August 21, 2014
Credit is still tight in the U.S., making it especially difficult for small and medium-sized businesses to grow. This is no less true for entrepreneurs or business owners considering franchising their successful business. The lending industry continues to insist capital is available if you have good credit, adequate cash flow, and a lot of patience. Still, traditional sources of financing may not be viable–or even desirable–for everyone. You need a plan, a strategy and a guide.
You may be wondering what your strategy for obtaining franchising capital should include. Of course, you should work closely with a business attorney, an accountant, and perhaps even a franchising consultant (especially in this volatile economy), and the suggestions below are broad generalizations. Your mileage may vary. Still, here are some points to help you get started thinking about your franchise company’s financing strategy.
You need to create a clear picture of your company’s financial situation. Answer a few key questions, like, “What assets do we have,” and “How much debt do we have, and what kind is it, and what are the terms of repayment.” Also, you need to be thinking long-term. That means asking really though questions, too. For example:
- How much do you need to fund the franchise company’s operations in the first year? The first 3 years?
- When will your cash flow be in the black?
- How are you going to pay yourself and your bills during this time?
Of course, it’s nice to be able to say, “I’m going to be in the black in the first 18 months,” but can you back that up with reliable projections? You need to get all of this in place before you ever approach a potential financier or lender.
Franchisors can be a great source of information about where to get started. After all, they have a powerful incentive to help you. They want you earning a profit as soon as possible to generate royalties to pay to them.
Consider that lenders are risk-averse. They need to feel good about you and your company, and the numbers have to add up to real dollars and cents in a way that makes sense. If you have a realistic plan, a lender is going to be more confident in your legitimacy and competence than if you have an overly optimistic plan that might suggest you see the world through rose-colored glasses.
Other franchisees are another source of information you should tap into, especially if you already have a few networking connections. Reach out to those folks, and ask them about how they acquired franchising capital, who they would recommend, who they would avoid, and whether they have any advice or advisors you should heed. Learn from others’ mistakes.
Finally, consider multiple funding sources.
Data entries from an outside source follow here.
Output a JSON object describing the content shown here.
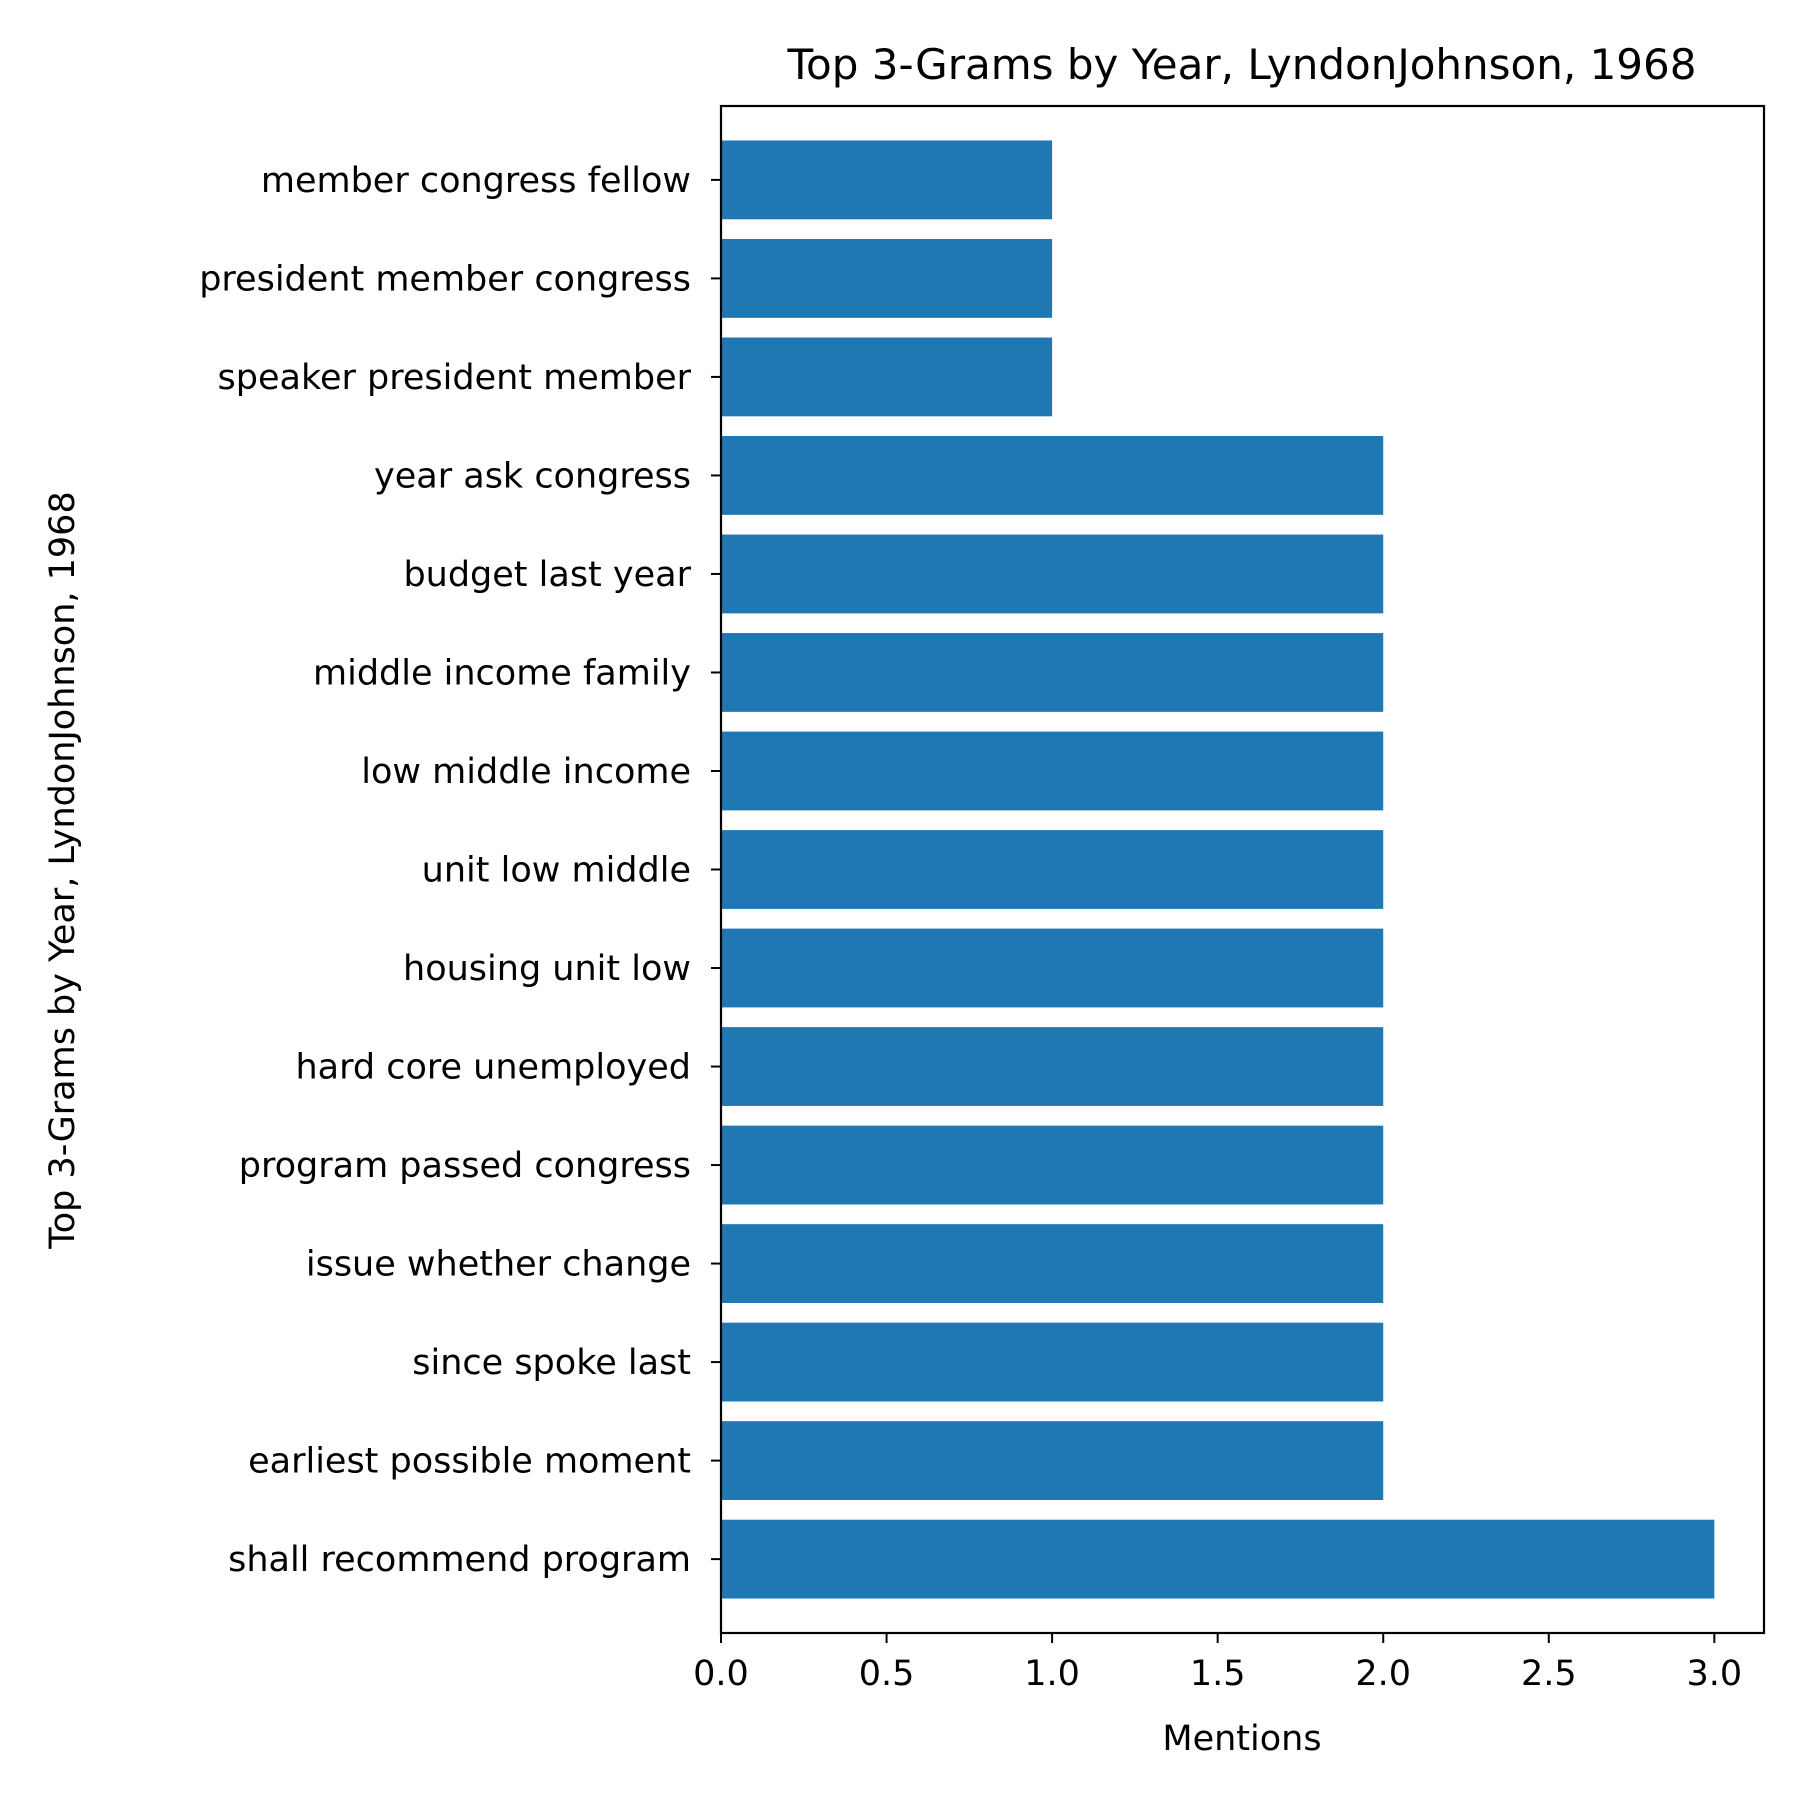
{
  "chart_data": {
    "type": "bar",
    "orientation": "horizontal",
    "title": "Top 3-Grams by Year, LyndonJohnson, 1968",
    "xlabel": "Mentions",
    "ylabel": "Top 3-Grams by Year, LyndonJohnson, 1968",
    "categories": [
      "shall recommend program",
      "earliest possible moment",
      "since spoke last",
      "issue whether change",
      "program passed congress",
      "hard core unemployed",
      "housing unit low",
      "unit low middle",
      "low middle income",
      "middle income family",
      "budget last year",
      "year ask congress",
      "speaker president member",
      "president member congress",
      "member congress fellow"
    ],
    "values": [
      3,
      2,
      2,
      2,
      2,
      2,
      2,
      2,
      2,
      2,
      2,
      2,
      1,
      1,
      1
    ],
    "xlim": [
      0,
      3.15
    ],
    "xticks": [
      "0.0",
      "0.5",
      "1.0",
      "1.5",
      "2.0",
      "2.5",
      "3.0"
    ],
    "bar_color": "#1f77b4",
    "grid": false
  }
}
Diversifying your debt portfolio can be almost as important and valuable as diversifying your investment portfolio. Different lenders may specialize in funding different kinds of deals. Some lenders focus on lending for franchise fees, while others focus on lending for the purchase of real estate or equipment or inventory. Plus, if you can get approved for one kind of loan, you might be able to leverage that success to convince another, different kind of lender that your venture is a sound investment for them.
The major sources of franchising capital, in no particular order, are:
- Investors and Business Partners, including Venture Capital (VC) firms;
- The Small Business Administration (SBA);
- Franchisors on the SBA’s franchise registry (in that they assist with SBA loans);
- Your own retirement funds, investments, etc. (Avoid this, if you can!);
- A Home Equity Line of Credit (HELOC);
- Banks and other traditional lenders;
- Franchise Loan Packagers;
- Equipment Leasing Companies;
- Landlords (tenant improvement allowances, free rent, or reduced rents if an anchor tenant moves out, etc.);
- Veterans (SBA’s Patriot Express Pilot Loan Initiative);
- The IFA Diversity Institute and MinorityFran;
- State and Local Governments and the Federal Government (often through grants, special loans, or special tax incentives); and
- Franchisors, themselves.
Whatever route you choose to acquire financing or other capital for your franchise company, make sure you, at least, have a business attorney review any contracts before you sign them to make sure you are aware of the risks. As a friend of mine, an Eagle Scout with 6 Palms, is fond of saying, “Proper Prior Planning Prevents Pitifully Poor Performance.” Preventive Law is all about addressing legal concerns before they become expensive legal problems. If you have a solid plan, you will find it much easier to obtain the franchising capital your new franchise company will need.